Updated on Aug 25, 2011

Practice exercises for this study guide can be found at:

Writing Lanugage and Style Practice Exercises


This lesson reviews point of view, word choice, style, and literary devices to understand what you read.

You've learned a lot about how writers use language to create meaning. Now you can add this to what you already know about how to be a good reader. But first, let's review the last four lessons.

What You've Learned

Here's a quick review of each lesson about language and style:

Point of View. You learned that writers choose a specific point of view to express their ideas. They can use the first-person (I, we), second-person (you), or third-person (he, she, it) point of view. The first-person point of view creates closeness between the reader and writer and is a very subjective point of view. It directly expresses the feelings and ideas of the writer or narrator. The second-person point of view puts readers into the action and makes them feel involved. The third-person point of view is the most objective because the writer or narrator is not involved in the action. This point of view creates distance between the reader and writer.

Word Choice. You learned to look carefully at the words writers use. Each word has a specific connotation, so different words will have a different impact even if their denotation is nearly the same. You learned to look closely at diction and draw conclusions based on your observations.
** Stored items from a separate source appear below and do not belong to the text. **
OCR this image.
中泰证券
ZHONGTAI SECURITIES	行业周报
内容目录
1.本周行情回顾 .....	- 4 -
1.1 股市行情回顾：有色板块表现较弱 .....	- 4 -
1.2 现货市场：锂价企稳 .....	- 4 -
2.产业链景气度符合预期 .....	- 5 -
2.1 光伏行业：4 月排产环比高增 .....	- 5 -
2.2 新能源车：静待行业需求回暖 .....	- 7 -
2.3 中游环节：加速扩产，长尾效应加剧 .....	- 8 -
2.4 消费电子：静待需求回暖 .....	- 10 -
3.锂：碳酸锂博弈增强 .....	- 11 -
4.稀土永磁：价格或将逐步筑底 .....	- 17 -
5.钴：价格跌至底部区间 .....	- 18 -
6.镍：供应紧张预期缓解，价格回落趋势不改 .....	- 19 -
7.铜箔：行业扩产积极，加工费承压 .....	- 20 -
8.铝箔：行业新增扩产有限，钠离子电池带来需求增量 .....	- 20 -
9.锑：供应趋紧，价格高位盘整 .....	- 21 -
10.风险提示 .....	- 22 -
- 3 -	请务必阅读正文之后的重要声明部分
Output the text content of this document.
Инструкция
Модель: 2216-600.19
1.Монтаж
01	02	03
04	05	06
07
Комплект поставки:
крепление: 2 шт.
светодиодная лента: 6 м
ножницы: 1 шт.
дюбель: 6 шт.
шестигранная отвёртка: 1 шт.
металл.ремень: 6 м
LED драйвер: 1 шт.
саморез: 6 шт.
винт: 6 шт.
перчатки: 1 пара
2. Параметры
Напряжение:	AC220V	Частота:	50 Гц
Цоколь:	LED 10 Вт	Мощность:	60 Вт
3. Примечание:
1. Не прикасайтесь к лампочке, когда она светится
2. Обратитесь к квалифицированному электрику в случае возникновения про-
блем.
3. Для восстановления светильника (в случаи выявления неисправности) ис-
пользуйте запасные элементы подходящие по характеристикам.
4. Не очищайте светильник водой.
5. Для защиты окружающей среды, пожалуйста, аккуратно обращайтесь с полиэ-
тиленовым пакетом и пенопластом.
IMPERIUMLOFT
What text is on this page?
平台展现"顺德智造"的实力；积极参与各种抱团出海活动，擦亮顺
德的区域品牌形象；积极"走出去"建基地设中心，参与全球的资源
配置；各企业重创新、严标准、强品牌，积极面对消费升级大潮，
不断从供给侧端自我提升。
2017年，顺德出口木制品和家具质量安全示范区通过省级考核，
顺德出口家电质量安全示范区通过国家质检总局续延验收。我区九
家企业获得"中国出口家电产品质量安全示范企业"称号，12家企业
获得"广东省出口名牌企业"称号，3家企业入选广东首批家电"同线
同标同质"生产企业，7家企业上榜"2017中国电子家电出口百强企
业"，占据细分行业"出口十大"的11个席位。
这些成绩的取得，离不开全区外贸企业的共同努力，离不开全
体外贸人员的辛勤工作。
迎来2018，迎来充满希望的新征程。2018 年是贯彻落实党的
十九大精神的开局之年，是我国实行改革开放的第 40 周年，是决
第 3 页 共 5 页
Style. You learned that style consists of four main elements: sentence structure, level of description and detail, level of formality, and tone. Looking carefully at style can help you draw conclusions about the relationship between the writer and reader. Style can also reveal the writer's purpose and help you see and feel what the writer is describing.

Literary Devices. You learned that writers can use a variety of literary or poetic devices to heighten the effects of language. Authors can make comparisons with similes or metaphors, and you learned how to find implied metaphors. Alliteration creates a pleasing sound, and personification paints an interesting picture. Irony can appear in a sentence or a situation, so pay close attention to double meanings.

If any of these terms or strategies are unfamiliar, STOP. Take some time to review the term or strategy that is unclear.